Core Concepts
DiffuseTrace embeds invisible watermarks semantically into the latent variables of latent diffusion models, enabling flexible watermark message updates and robust extraction against various attacks.
Abstract
The paper proposes a novel watermarking scheme called DiffuseTrace for latent diffusion models (LDMs). The key highlights are:
DiffuseTrace embeds the watermark into the initial latent variables of the LDM at the semantic level, without compromising image quality or semantic consistency. This is achieved by training an encoder-decoder model to generate latent variables with embedded watermark information that approximate a standard normal distribution.
The watermark message can be flexibly modified without retraining or fine-tuning the LDM, as the watermark is embedded into the latent space rather than the model parameters.
DiffuseTrace exhibits superior robustness against various image processing attacks, such as Gaussian noise, color jittering, and JPEG compression. It also effectively defends against state-of-the-art watermark removal attacks based on variational autoencoders and diffusion models.
The paper provides a detailed theoretical analysis to explain the advantages of DiffuseTrace, including the unified representation of watermark regions and latent variables, the implicit allocation of watermarks, the offset of watermark detection regions, and the security analysis against different attacks.
To further enhance the robustness of watermark extraction, the authors employ error correction codes, such as Recursive Systematic Convolutional (RSC) codes and Turbo codes, to correct bit errors in the extracted watermark.
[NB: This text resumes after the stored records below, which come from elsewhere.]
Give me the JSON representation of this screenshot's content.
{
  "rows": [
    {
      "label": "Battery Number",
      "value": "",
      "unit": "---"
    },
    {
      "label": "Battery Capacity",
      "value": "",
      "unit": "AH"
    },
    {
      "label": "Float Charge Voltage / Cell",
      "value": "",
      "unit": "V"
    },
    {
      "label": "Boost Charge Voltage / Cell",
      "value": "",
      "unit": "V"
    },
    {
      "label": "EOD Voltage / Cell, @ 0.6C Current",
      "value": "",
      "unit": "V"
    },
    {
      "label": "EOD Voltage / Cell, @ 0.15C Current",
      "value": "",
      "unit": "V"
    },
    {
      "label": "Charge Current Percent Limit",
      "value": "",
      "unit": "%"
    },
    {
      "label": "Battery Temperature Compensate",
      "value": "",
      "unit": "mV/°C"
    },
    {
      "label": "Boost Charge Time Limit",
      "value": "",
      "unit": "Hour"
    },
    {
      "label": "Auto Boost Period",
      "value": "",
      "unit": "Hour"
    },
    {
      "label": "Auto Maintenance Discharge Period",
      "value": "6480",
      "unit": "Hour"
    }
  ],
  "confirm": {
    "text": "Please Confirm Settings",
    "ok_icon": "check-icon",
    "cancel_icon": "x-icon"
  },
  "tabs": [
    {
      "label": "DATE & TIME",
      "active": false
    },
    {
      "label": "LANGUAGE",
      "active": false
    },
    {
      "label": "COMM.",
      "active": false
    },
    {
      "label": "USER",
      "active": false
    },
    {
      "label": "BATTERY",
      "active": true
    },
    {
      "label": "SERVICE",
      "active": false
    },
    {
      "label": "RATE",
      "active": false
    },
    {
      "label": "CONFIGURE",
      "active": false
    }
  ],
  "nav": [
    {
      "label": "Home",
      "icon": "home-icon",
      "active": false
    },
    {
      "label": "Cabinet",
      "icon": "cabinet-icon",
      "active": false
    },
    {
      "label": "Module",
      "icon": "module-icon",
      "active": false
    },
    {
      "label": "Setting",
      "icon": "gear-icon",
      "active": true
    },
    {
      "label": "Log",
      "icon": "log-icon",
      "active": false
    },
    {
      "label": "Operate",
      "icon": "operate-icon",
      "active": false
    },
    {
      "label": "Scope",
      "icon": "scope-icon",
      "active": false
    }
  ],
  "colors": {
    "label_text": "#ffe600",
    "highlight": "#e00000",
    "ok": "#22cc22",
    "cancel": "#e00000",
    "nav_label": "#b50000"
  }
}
Overall, DiffuseTrace offers a transparent and flexible watermarking solution for latent diffusion models, addressing the challenges of copyright protection and tracing unauthorized usage of AI-generated content.
Stats
Latent diffusion models can generate photorealistic content, but raise ethical concerns regarding illegal utilization.
Existing watermarking methods for LDMs can only embed fixed messages and are susceptible to evasion.
DiffuseTrace embeds invisible watermarks semantically into the initial latent variables of LDMs without compromising image quality.
DiffuseTrace exhibits superior robustness against various image processing attacks and state-of-the-art watermark removal attacks.
Quotes
"DiffuseTrace embeds invisible watermarks semantically in all generated images for future detection."
"DiffuseTrace does not rely on fine-tuning of the diffusion model components. The watermark is embedded into the image space semantically without compromising image quality."
"DiffuseTrace holds an unprecedented advantage in combating the latest attacks based on variational autoencoders and Diffusion Models."